Understanding the enormous respect that Dzhemilev enjoys among Crimean Tatars and other Ukrainians, as well as internationally, Russian President Vladimir Putin initially tried to woo him with promises.  He learned swiftly that both Dzhemilev, and the Mejlis, were totally opposed to Russian occupation and true to Ukraine.  Dzhemilev had been enemy No. 1 for the Soviet regime, and now became the Kremlin’s top enemy.

As a long-standing MP, Dzhemilev was in Kyiv when Russian soldiers without insignia seized control in Crimea. He returned to Simferopol for the first time after that on 19 April 2014.  One of his actions after reaching the Mejlis  offices in Simferopol was to order that the Ukrainian flag be reinstated over the building in its rightful place next to the Crimean Tatar flag.  By 22 April,  Dzhemilev had been handed a scrappy document which called him a ‘foreign national’, as a citizen of Ukraine, and banned him from entering Crimea under Russian occupation until April 19, 2019.  Both Moscow and puppet ‘government’ installed in Crimea cynically denied any knowledge of this ban for the next 10 days, until it was enforced on 2 May 2014.

The Mejlis responded by calling on Crimean Tatars to come to Armyansk and accompany Dzhemilev to Simferopol.
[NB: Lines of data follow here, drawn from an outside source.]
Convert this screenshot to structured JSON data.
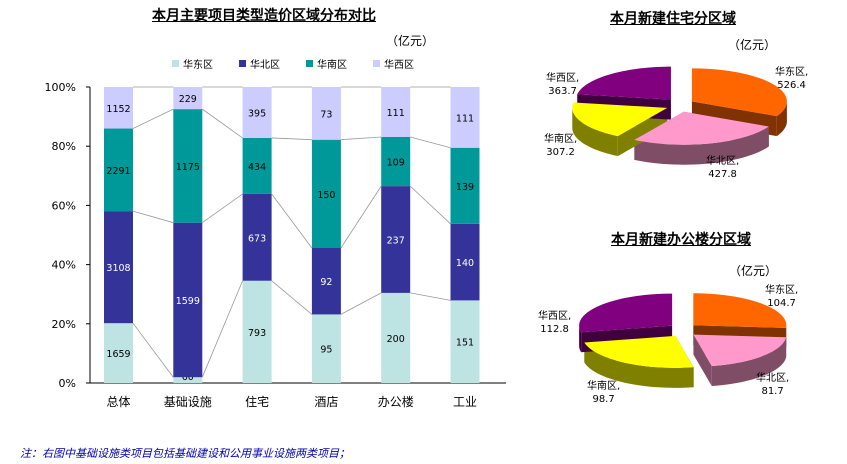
{
  "chart_data": [
    {
      "type": "bar",
      "stacked": "percent",
      "title": "本月主要项目类型造价区域分布对比",
      "unit": "（亿元）",
      "categories": [
        "总体",
        "基础设施",
        "住宅",
        "酒店",
        "办公楼",
        "工业"
      ],
      "yticks": [
        "0%",
        "20%",
        "40%",
        "60%",
        "80%",
        "100%"
      ],
      "ylim": [
        0,
        100
      ],
      "legend_position": "top",
      "series": [
        {
          "name": "华东区",
          "color": "#BEE3E3",
          "values": [
            1659,
            60,
            793,
            95,
            200,
            151
          ]
        },
        {
          "name": "华北区",
          "color": "#333399",
          "values": [
            3108,
            1599,
            673,
            92,
            237,
            140
          ]
        },
        {
          "name": "华南区",
          "color": "#009999",
          "values": [
            2291,
            1175,
            434,
            150,
            109,
            139
          ]
        },
        {
          "name": "华西区",
          "color": "#CCCCFF",
          "values": [
            1152,
            229,
            395,
            73,
            111,
            111
          ]
        }
      ]
    },
    {
      "type": "pie",
      "title": "本月新建住宅分区域",
      "unit": "（亿元）",
      "slices": [
        {
          "name": "华东区",
          "value": 526.4,
          "label": "526.4",
          "color": "#FF6600",
          "side": "#803300"
        },
        {
          "name": "华北区",
          "value": 427.8,
          "label": "427.8",
          "color": "#FF99CC",
          "side": "#804D66"
        },
        {
          "name": "华南区",
          "value": 307.2,
          "label": "307.2",
          "color": "#FFFF00",
          "side": "#808000"
        },
        {
          "name": "华西区",
          "value": 363.7,
          "label": "363.7",
          "color": "#800080",
          "side": "#400040"
        }
      ]
    },
    {
      "type": "pie",
      "title": "本月新建办公楼分区域",
      "unit": "（亿元）",
      "slices": [
        {
          "name": "华东区",
          "value": 104.7,
          "label": "104.7",
          "color": "#FF6600",
          "side": "#803300"
        },
        {
          "name": "华北区",
          "value": 81.7,
          "label": "81.7",
          "color": "#FF99CC",
          "side": "#804D66"
        },
        {
          "name": "华南区",
          "value": 98.7,
          "label": "98.7",
          "color": "#FFFF00",
          "side": "#808000"
        },
        {
          "name": "华西区",
          "value": 112.8,
          "label": "112.8",
          "color": "#800080",
          "side": "#400040"
        }
      ]
    }
  ],
  "note": "注：右图中基础设施类项目包括基础建设和公用事业设施两类项目；"
}
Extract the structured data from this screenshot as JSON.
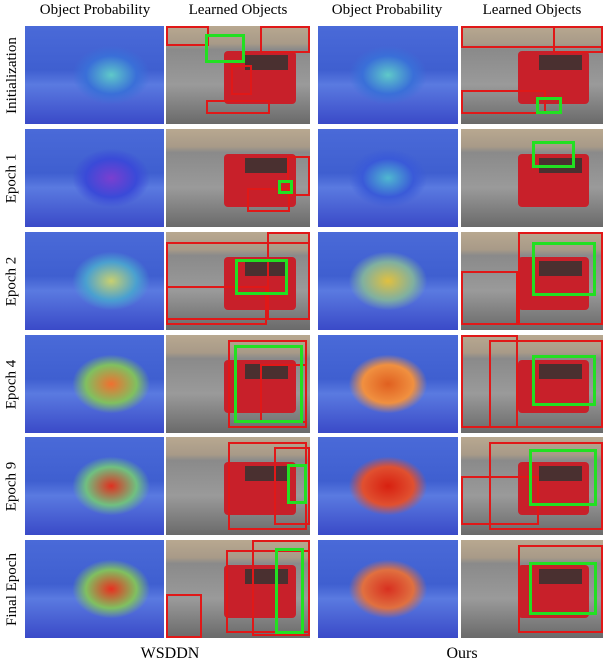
{
  "headers": [
    "Object Probability",
    "Learned Objects",
    "Object Probability",
    "Learned Objects"
  ],
  "rows": [
    "Initialization",
    "Epoch 1",
    "Epoch 2",
    "Epoch 4",
    "Epoch 9",
    "Final Epoch"
  ],
  "groups": [
    "WSDDN",
    "Ours"
  ]
}
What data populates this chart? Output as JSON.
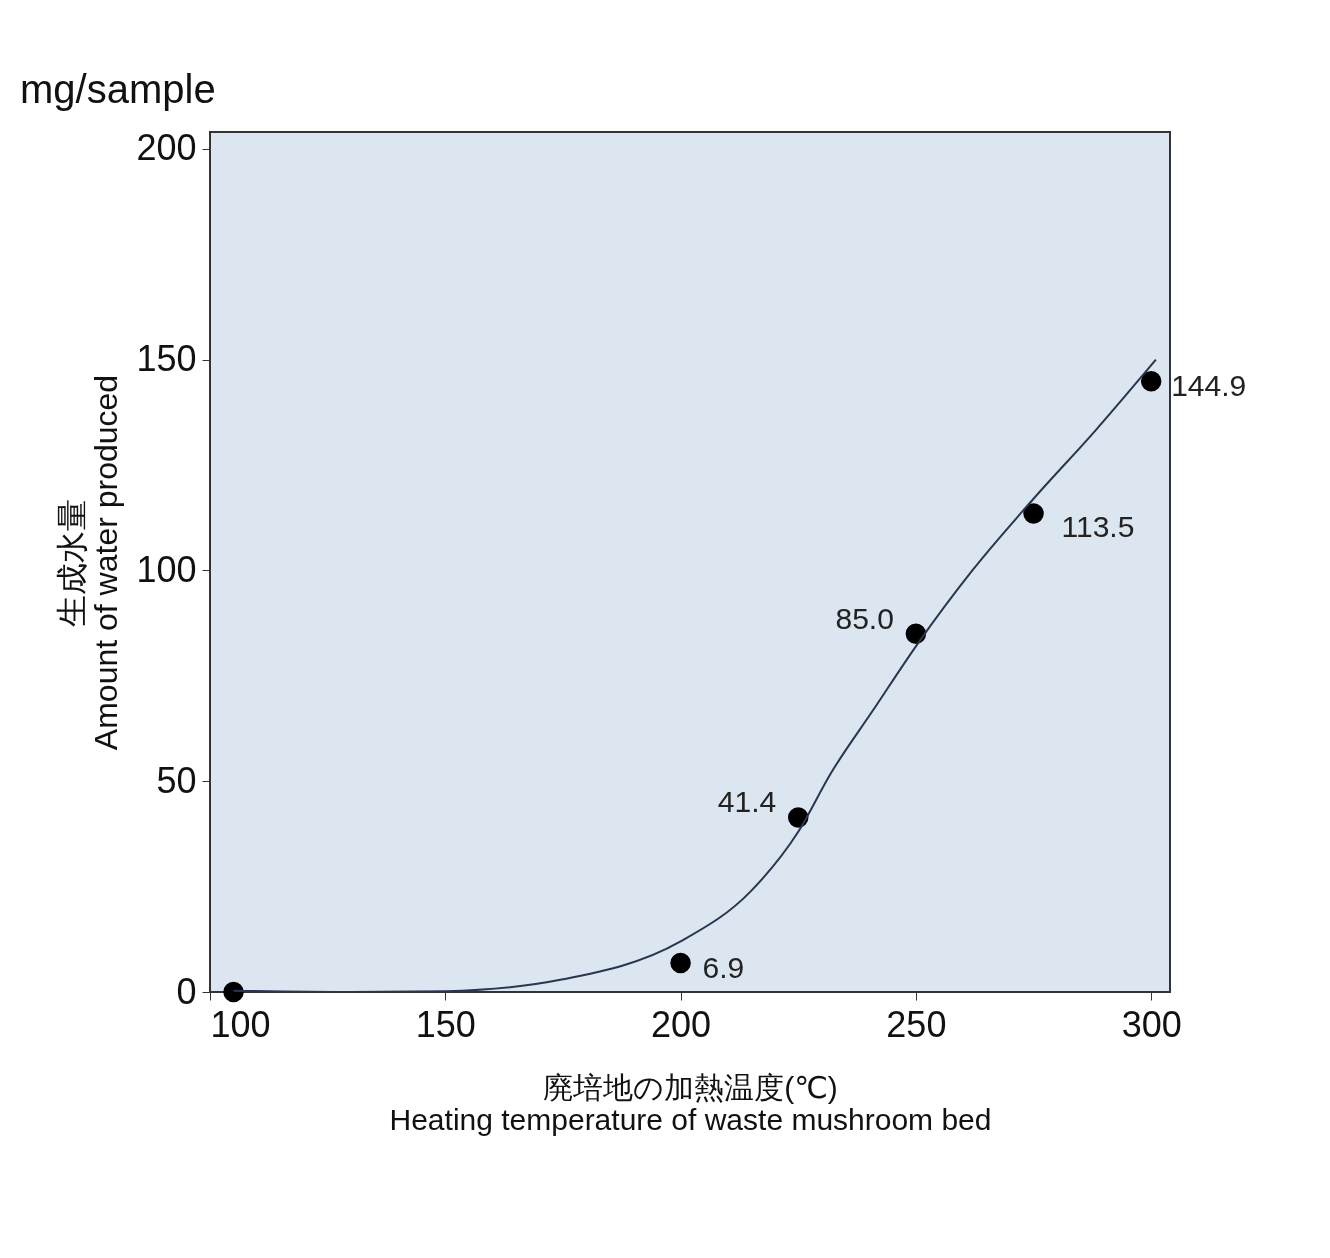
{
  "chart_data": {
    "type": "scatter",
    "xlabel": "廃培地の加熱温度(℃)\nHeating temperature of waste mushroom bed",
    "ylabel": "生成水量\nAmount of water produced",
    "annotations": [
      "mg/sample"
    ],
    "x": [
      105,
      200,
      225,
      250,
      275,
      300
    ],
    "series": [
      {
        "color": "#000000",
        "values": [
          0,
          6.9,
          41.4,
          85.0,
          113.5,
          144.9
        ],
        "value_labels": [
          null,
          "6.9",
          "41.4",
          "85.0",
          "113.5",
          "144.9"
        ],
        "marker": "circle"
      },
      {
        "type": "line",
        "color": "#2a3550",
        "x": [
          105,
          130,
          150,
          175,
          200,
          215,
          225,
          232,
          241,
          250,
          262,
          275,
          288,
          301
        ],
        "values": [
          0.3,
          0,
          0.2,
          3,
          12,
          24,
          38,
          52,
          67,
          82,
          100,
          117,
          133,
          150
        ],
        "marker": "none"
      }
    ],
    "xlim": [
      100,
      304
    ],
    "xticks": [
      100,
      150,
      200,
      250,
      300
    ],
    "ylim": [
      0,
      204
    ],
    "yticks": [
      0,
      50,
      100,
      150,
      200
    ],
    "grid": false,
    "legend": false
  }
}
Around five thousand people came, but were confronted by huge contingents of Russian enforcement officers and soldiers and Dzhemilev finally decided to return to Kyiv, rather than risk bloodshed.

The events that day were used for the first wave of Russian arrests and political ‘trials’ in occupied Crimea.  The charges against Mustafa Dzhemilev have no practical consequences as the Crimean Tatar leader is already in exile and the international community will certainly not recognize any ‘conviction’.  The resurrection of these grotesque charges can, however, result in real persecution for Crimean Tatars living in occupied Crimea, and the ‘Investigative Committee’ has specifically initiated separate proceedings over what it is claiming was a “prior conspiracy”.

A distressingly cynical aspect of the indictment is that one of the men cited as ‘a witness’ is Ervin Ibragimov, the Crimean Tatar civic activist and Executive Member of the World Congress of Crimean Tatars who was abducted by men in uniform on 24 May 2016.  He has not been seen since, one of many victims of enforced disappearances under Russian occupation.

Dzhemilev is also accused of illegal purchase and possession of ammunition under Article 222 § 1 of Russia’s criminal code, and of carelessly storing a firearm, creating a danger to others, if that had grave consequences (Article 224 § 1).  The indictment even states that the ammunition was purchased between 1996 and 2013, but Russia has long been oblivious to the sheer nonsense of criminal charges under Russian legislation over alleged actions on Ukrainian territory under Ukrainian legislation long before annexation.  Polozov notes that soon after annexation, Russia introduced a new ‘constitutional law’ which envisages such totally lawless and retroactive prosecution under Russian legislation even where the pre-annexation actions were completely legal. 

The two latter charges are connected with a tragic accident in which Dzhemilev’s son, Khaiser accidentally shot and killed a person in May 2013.  Russia had no right to prosecute Khaiser Dzhemilev, and very clearly did so, imprisoning him in Russia itself, in order to put pressure on his father.  This was internationally condemned, however Khaiser was forced to serve an illegal sentence in a Russian prison to the very last day. Russia is now resurrecting these charges, which have long been time-barred, for its grotesque ‘trial’ of Mustafa Dzhemilev.

The repeat ‘preliminary hearing’ is due to take place at the Russian-controlled Armyansk City Court on 9 July 2020.